Fakta bahwa saya lebih senang diberi informasi yang membenarkan opini saya dan menghilangkan rasa tidak aman saya; itulah masalahnya. Sebab dengan menyuguhkan informasi yang membenarkan paradigma pengguna media sosial, mereka mendapatkan uang.
Mendistorsi persepsi realitas kita
Kebanyakan orang hanya mengunggh hal-hal yang indah saja di media sosial, misalnya sepatu baru, HP baru, pacar baru, selingkuhan baru, cafe baru, tas baru, rumah baru, wajah baru, darah-daging baru, dan seterusnya.
Hampir jarang sekali orang-orang yang mem-post kemalangan, kemiskinan, kecerobohan, atau kebodohan dalam hidupnya.
Saya belum pernah melihat ada orang yang menulis di akun Instagramnya, "Yeay! Perusahaanku baru saja bangkrut dan sekarang aku sedang diburu debt collector. Mohon dukungannya ya, guys!"

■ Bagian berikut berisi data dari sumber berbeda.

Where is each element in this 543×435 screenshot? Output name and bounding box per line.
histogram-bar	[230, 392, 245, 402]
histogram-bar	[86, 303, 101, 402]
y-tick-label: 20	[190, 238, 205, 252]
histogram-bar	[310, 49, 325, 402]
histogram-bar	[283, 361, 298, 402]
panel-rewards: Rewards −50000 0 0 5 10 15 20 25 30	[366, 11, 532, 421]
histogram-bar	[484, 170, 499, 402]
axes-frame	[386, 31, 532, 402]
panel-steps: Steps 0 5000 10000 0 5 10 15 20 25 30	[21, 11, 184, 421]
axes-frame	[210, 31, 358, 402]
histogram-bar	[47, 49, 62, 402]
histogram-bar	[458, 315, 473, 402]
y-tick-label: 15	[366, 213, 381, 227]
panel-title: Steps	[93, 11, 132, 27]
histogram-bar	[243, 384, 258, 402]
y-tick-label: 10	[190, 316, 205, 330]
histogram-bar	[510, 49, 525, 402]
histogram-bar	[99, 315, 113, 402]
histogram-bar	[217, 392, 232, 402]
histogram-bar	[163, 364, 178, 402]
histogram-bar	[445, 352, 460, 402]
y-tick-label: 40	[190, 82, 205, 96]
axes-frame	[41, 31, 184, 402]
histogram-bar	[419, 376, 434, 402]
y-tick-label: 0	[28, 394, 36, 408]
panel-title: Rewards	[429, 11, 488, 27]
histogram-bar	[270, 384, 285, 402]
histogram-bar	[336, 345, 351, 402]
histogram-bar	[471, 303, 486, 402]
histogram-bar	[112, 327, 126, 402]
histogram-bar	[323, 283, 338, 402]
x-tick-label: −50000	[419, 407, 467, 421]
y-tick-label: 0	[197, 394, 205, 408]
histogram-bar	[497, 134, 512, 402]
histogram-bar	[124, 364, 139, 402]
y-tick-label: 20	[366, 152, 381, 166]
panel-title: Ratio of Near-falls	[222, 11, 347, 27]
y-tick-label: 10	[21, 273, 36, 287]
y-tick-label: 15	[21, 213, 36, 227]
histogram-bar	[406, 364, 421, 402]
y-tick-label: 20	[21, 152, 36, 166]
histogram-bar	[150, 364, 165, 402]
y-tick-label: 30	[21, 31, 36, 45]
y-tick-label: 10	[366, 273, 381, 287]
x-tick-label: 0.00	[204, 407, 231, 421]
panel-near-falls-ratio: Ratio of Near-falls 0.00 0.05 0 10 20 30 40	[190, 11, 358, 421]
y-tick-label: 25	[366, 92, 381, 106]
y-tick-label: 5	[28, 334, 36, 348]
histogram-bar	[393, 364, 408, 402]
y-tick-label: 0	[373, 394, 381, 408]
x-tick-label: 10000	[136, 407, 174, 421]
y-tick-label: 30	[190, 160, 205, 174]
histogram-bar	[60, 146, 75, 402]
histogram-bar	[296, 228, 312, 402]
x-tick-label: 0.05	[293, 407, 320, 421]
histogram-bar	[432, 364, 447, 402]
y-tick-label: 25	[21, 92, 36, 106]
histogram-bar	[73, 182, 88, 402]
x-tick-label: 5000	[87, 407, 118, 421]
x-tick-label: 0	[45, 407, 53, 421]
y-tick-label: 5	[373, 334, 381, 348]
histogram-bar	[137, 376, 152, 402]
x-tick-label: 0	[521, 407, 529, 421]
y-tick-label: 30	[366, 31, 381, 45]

Karena postingan orang-orang di media sosial selalu diseleksi, maka media sosial tidak memberikan gambaran realitas hidup yang seimbang, tetapi cenderung ke hal-hal yang positif saja.
Saya memerhatikan seorang teman yang sedang mengambil foto selfie ratusan kali dan menyeleksinya selama hampir dua jam. Tak lama setelah itu, saya melihat postingannya di Instagram hanya satu. HANYA SATU FOTO!
Ini membuat kita mengira standar hidup yang "normal" itu harus selalu indah, sempurna, harmonis, dan ketika harus berhadapan dengan kenyataan yang tidak enak sedikit, bagi kita ini sudah menjadi masalah besar.
Secara tidak sadar, kita telah menciptakan standar gaya hidup baru dengan kehadiran media sosial. Saat di Instagram sedang ramai tempat cafe tertentu, kita turut ingin ngopi di sana. Padahal di rumah biasa kopi sachet-an, tiba-tiba datang ke cafe yang bahkan tidak tahu cara memesannya.
Hal seperti itu membuat kita hidup tanpa pernah puas terhadap hidup atau penampilan kita. Karena jika seperti itu, kita menjalani hidup sesuai tren, dan yang namanya tren itu bersifat dinamis.
Jika kamu hidup berdasarkan pemikiran/opini orang lain, kamu tak akan pernah menjadi kaya. - Seneca
Sebenarnya ini adalah sebuah tragedi. Jika dulu kita hanya merasa iri kepada tetangga atau saudara. Sekarang dengan adanya media sosial, kita bisa merasa iri kepada seluruh dunia. Dan dengan remehnya kita mengeluh, "Dunia tidak adil!"